Voltemos a Enuma elis.Com o nascimento dos deuses no seio do caos, surge
no mundo um novo princípio: o movimento, a atividade. Os novos seres são muito
diferentes das forças do caos, que representam o repouso e a inatividade. Seguindo
um traço peculiar do pensamento criador de mitos, este conflito ideal entre a
atividade e a inatividade adquire uma forma concreta em uma situação peculiar: os
deuses se reúnem a dançar.
Os divinos companheiros se reuniram em multidão e
Surgiram turbulentos de todas as partes, perturbando a Tiamat
Perturbando as entranhas de Tiamat,
Dançando em seu seio onde se estabeleceu o céu,
Apsu não pode dominar seu clamor,
E Tiamat guardava silêncio...
Porém detestava seus atos
E não pareciam suas maneiras...

O conflito se manifestou.

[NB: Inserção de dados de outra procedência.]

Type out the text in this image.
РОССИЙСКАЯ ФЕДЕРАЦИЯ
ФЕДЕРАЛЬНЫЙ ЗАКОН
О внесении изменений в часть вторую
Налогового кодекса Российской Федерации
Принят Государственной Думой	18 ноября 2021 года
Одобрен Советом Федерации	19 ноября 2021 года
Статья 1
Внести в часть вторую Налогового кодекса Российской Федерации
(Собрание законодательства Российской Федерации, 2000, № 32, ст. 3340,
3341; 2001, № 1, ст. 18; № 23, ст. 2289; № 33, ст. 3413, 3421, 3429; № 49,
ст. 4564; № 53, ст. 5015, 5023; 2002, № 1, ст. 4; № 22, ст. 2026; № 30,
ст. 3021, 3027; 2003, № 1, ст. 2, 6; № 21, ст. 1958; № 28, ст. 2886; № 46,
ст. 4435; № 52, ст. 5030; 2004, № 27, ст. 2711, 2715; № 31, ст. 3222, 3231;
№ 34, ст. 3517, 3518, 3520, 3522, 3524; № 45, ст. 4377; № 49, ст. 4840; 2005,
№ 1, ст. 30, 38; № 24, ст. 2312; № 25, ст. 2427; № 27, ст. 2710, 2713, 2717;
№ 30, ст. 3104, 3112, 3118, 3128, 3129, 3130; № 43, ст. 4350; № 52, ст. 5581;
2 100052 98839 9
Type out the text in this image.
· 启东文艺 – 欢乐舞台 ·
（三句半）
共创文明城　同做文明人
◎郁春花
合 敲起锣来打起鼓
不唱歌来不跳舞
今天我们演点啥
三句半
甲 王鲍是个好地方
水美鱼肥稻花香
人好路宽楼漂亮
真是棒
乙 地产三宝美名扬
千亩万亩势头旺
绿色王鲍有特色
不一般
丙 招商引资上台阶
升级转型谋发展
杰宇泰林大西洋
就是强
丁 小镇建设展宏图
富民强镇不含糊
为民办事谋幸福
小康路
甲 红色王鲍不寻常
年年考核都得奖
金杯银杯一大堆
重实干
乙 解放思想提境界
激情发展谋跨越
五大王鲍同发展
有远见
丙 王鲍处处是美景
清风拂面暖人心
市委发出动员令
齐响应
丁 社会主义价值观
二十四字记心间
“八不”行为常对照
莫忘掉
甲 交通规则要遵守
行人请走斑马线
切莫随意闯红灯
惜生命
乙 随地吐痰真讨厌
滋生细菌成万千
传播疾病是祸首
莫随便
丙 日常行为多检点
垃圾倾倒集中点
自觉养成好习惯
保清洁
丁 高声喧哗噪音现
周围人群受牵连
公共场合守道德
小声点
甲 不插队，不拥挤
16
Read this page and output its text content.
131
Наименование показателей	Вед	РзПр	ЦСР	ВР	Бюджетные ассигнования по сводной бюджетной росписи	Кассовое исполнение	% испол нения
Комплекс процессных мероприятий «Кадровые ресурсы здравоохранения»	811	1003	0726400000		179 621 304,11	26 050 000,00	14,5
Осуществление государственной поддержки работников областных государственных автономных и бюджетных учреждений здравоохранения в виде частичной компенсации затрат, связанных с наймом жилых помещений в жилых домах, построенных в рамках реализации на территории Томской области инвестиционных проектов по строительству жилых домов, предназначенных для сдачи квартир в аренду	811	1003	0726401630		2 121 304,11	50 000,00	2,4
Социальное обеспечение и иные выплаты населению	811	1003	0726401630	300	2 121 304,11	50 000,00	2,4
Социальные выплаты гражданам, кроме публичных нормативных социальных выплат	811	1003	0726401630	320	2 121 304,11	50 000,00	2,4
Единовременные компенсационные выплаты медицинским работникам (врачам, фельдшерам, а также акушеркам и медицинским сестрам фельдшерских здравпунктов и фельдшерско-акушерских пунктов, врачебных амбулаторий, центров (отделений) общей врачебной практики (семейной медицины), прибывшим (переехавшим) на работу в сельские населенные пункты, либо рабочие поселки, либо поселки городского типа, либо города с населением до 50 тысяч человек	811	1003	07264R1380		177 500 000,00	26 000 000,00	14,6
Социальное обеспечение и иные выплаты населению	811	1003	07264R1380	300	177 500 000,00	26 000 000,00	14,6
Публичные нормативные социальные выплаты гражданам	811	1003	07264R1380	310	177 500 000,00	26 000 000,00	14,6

A primeira potência do caos que rompe abertamente


com os deuses e seus novos costumes é o Apsu.

Então, Apsu, o criador dos grandes deuses,


Chamou a seu servo, Mummu, dizendo-lhe:
“Mummu, meu servo, que alegra meu coração;
Vamos até Tiamat”.
Foram, e sentados diante de Tiamat,
Pediram-lhe conselho acerca dos deuses, seus primogênitos.
Apsu começou a falar,
Dizendo a pura Tiamat:
“Seus costumes me parecem detestáveis.
Não me é possível descansar ao dia, nem dormir a noite.
Acabarei com seus costumes, sim, os destruirei,
Para que a paz possa reinar de novo e possamos dormir.”

Estas notícias provocaram a consternação dos deuses. Davam voltas sem


sentido e acabaram parando, guardando o silêncio que produz o desespero.
Somente um, o sábio Ea-Enki, permanece imperturbável ante esta situação.

A inteligência suprema, o hábil e engenhoso,


Ea, o que conhece todas as coisas, conheceu seu plano.
Ele formou, estabeleceu contra isso
A configuração do universo,
E com habilidade fez seu sagrado encantamento todo poderoso.
Pronunciando-o, o lançou sobre a água [sobre o Apsu],
Derramando sobre ele um sono tranqüilo, para que dormisse tranquilamente.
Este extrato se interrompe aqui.